Upshaw estimates that the 750 pounds The Salvation Army distributed fed about 3,200 people. One of the groups who received the meat is Monday Night Dinners, a volunteer operation that initially began as a prayer group before branching out to a potluck dinner for people in low-income housing areas on a Monday night five years ago.

“The response was just overwhelming. We decided to do it the next Monday night. We’ve never stopped,” said Butch Young, one of the founders. “People ask me sometimes, ‘How long are you going to do this?’ Well, until God says, ‘That’s enough.’ Because he has provided the food. He’s provided the people to bring the food. We rarely run out of food. We rarely have too much. And it seems to be orchestrated by the Lord.”

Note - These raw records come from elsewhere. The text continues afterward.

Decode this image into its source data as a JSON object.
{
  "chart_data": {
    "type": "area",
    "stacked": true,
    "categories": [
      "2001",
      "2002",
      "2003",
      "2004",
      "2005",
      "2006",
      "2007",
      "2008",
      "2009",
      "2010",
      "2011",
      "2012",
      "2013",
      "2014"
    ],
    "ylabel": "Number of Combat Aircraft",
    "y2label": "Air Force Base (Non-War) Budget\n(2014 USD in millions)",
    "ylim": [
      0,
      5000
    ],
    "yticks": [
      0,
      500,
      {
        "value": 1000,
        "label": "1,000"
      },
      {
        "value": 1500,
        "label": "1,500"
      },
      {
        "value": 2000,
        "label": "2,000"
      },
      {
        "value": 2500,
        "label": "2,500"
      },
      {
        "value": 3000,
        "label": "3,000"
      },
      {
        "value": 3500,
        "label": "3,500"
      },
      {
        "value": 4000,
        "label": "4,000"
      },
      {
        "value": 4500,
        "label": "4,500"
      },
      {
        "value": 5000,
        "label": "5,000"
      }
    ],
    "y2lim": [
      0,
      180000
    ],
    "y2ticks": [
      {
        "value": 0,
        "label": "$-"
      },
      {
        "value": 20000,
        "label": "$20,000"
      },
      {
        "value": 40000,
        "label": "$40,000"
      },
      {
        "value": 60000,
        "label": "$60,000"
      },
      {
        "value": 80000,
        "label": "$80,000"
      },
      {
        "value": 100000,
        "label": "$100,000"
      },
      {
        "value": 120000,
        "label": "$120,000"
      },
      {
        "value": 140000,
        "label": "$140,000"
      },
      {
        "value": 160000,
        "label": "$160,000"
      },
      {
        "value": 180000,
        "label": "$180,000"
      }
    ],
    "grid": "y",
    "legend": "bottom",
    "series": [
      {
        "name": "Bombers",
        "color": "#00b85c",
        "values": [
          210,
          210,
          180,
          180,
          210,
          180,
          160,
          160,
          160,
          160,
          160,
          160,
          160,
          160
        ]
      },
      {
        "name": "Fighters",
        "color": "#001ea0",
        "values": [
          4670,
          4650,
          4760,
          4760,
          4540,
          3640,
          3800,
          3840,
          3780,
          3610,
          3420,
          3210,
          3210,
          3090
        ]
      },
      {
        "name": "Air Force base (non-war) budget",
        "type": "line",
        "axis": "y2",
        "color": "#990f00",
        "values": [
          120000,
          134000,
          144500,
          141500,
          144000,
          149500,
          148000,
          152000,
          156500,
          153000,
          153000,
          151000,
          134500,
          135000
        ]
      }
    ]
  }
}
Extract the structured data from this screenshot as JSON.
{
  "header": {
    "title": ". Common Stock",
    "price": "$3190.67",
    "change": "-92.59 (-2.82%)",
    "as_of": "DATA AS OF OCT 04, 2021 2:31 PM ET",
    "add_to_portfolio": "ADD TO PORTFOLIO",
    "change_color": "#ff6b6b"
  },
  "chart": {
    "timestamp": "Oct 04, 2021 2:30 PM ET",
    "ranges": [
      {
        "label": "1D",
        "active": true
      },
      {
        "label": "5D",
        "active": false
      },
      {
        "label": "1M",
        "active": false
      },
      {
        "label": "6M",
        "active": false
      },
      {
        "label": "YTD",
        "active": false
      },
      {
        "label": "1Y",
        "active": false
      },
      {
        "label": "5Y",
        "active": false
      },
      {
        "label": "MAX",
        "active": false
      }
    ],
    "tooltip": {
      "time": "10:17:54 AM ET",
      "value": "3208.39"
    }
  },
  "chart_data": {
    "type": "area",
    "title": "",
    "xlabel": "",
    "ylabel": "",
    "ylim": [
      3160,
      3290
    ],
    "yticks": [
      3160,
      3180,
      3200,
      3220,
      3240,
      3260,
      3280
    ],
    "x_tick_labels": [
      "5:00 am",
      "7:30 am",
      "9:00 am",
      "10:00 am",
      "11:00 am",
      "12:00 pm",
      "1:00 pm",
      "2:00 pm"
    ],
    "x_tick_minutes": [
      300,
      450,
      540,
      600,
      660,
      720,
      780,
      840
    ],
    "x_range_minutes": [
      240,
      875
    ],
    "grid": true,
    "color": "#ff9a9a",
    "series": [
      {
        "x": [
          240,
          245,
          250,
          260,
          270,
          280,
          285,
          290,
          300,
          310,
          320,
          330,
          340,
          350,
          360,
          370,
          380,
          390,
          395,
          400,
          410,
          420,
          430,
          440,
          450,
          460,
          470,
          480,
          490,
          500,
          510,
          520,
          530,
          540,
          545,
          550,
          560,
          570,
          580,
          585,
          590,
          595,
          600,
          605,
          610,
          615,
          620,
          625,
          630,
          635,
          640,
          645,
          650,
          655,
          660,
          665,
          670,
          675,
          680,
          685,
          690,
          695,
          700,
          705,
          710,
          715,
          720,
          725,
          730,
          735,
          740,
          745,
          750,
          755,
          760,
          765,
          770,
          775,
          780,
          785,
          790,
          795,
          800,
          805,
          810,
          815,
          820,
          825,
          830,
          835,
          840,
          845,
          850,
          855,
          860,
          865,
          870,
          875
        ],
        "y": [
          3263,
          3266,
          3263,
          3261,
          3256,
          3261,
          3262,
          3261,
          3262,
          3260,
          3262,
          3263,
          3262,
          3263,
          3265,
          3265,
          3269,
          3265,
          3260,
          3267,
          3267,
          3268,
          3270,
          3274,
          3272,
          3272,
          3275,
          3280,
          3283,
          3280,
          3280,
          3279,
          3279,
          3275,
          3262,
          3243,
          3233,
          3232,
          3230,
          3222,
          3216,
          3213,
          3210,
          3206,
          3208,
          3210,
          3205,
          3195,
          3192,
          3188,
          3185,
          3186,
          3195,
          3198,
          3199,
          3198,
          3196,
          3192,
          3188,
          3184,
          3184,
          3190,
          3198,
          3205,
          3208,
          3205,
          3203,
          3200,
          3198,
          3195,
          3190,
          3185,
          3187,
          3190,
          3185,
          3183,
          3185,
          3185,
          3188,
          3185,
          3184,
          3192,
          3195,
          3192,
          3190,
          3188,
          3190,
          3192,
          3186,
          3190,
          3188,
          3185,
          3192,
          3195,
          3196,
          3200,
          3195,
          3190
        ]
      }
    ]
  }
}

The group holds the gathering at the Narrows Inn, an old motel across from the ferry terminal that Young says is the least expensive place in town to live. Before each meal, someone delivers a short sermon. While the number of dinner attendees fluctuates, Young estimates the group feeds 30–40 people each week, with some people taking food home to their families.

The addition of the moose meat was welcome, and split between several freezers. It’s already been a hit.

“Talk about eyes light up—it’s probably because we’re in Alaska. People here love moose meat,” Young said. “It’s just one of those items that all of us appreciate.”

The group plans to continue using the remaining moose meat in dishes such as enchiladas, meatballs, chili, stew and a number of casseroles.

“It’s a blessing from God,” Young said. “When you’re involved in a problem like this, you always wonder where the next food is going to come from because it’s strictly volunteer, and to have the moose meat as a staple, it really helps. It’s a real blessing.”